How Families Can Make Every Drop Count
2008 Leaves Kern County High and Dry
It's a resource we all take for granted, assuming it will always be there ready and waiting for us to use when we need to boil the pot of spaghetti or bathe the kids. Water is something we think too little of when it comes to usage, and a resource we can't do without.
But as anyone who's lived in Kern County (or anywhere else in California, for that matter) there are some years Mother Nature sometimes leaves us high and dry. And with rainfall now 75% of average, 2008 is definitely one of those years.
"California has been facing ex- tremely dry conditions, with April 2008 being recorded as the driest April on record," explains Jim Beck, General Manager, Kern County Water Agency. "Additionally, recent federal court rulings aimed at protecting the smelt and salmon in the Sacramento-San Joaquin Delta is also impacting water deliveries."

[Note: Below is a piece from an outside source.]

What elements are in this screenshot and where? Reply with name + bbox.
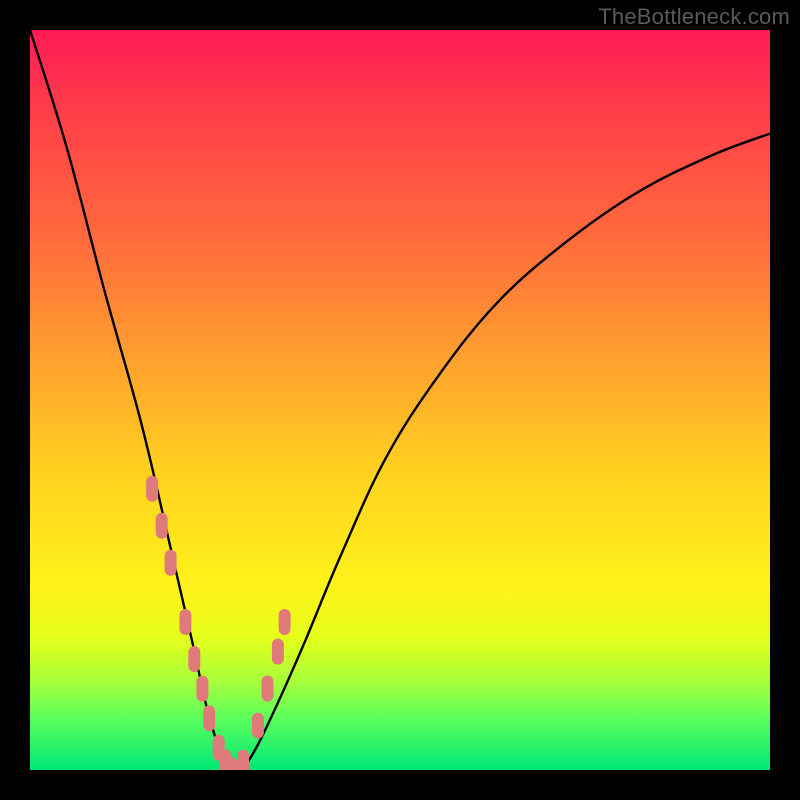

According to California Water Awareness Campaign website, families can help get our state through this dry spell by making a few changes in water usage at home - and save money to boot. For example, you can save between 750 and 1,500 gallons per month by only watering your lawn when it really needs it (usually every three days in the summer and every five days in the winter). Here's how to tell when the lawn really needs watering: step on the grass and if it springs back when you lift your foot, skip that day in the watering cycle. Here are ten more ways to save water and money:
|The average single-family home uses at least 30 percent of their water outdoors for irrigation, according to the Environmental Protection Agency, and more than 50 percent of landscape water is wasted due to runoff or evaporation.|
1. Save 20 gallon a day by fixing those leaky faucets and plumbing joints.
2. Save 150 gallons per car by using a bucket of water and a quick hose rinse when you've finished lathering up your car instead of running the hose while you're washing.
3. Save 500 to 800 gallons a month by installing water-saving or low-flow shower heads.
4. Save 300 to 800 gallons a month by running only full loads in dishwashers or washing machines.
5. Save up to 700 gallons a month by taking a shorter shower. Cutting off a minute or two can really save water.
6. Save even more by installing low-flow shower heads that are sold at most home improvement stores.
7. Save more than 600 gallons a month by cleaning driveways and sidewalks with a broom instead of hosing them off.
8. Save 400-600 gallons a month by not using your toilet as a wastebasket or ashtray.
9. Save 200-300 gallons a month by capturing the water as you wait for hot water to come down the pipes. Use this to water plants in your house or garden.
10. Save 500 gallons a month by adjusting your sprinklers so that the water lands on the lawn or garden and not the sidewalks, driveway or gutter.
But if you're looking for some real ways to cut down on water usage and save money, step outside. The average single-family home uses at least 30 percent of their water outdoors for irrigation, according to the Environmental Protection Agency, and more than 50 percent of landscape water is wasted due to runoff or evaporation.
So you can see how even small changes in water usage can mean big savings. And if every family does even just one of these things each day the savings will add up quickly, making every drop count.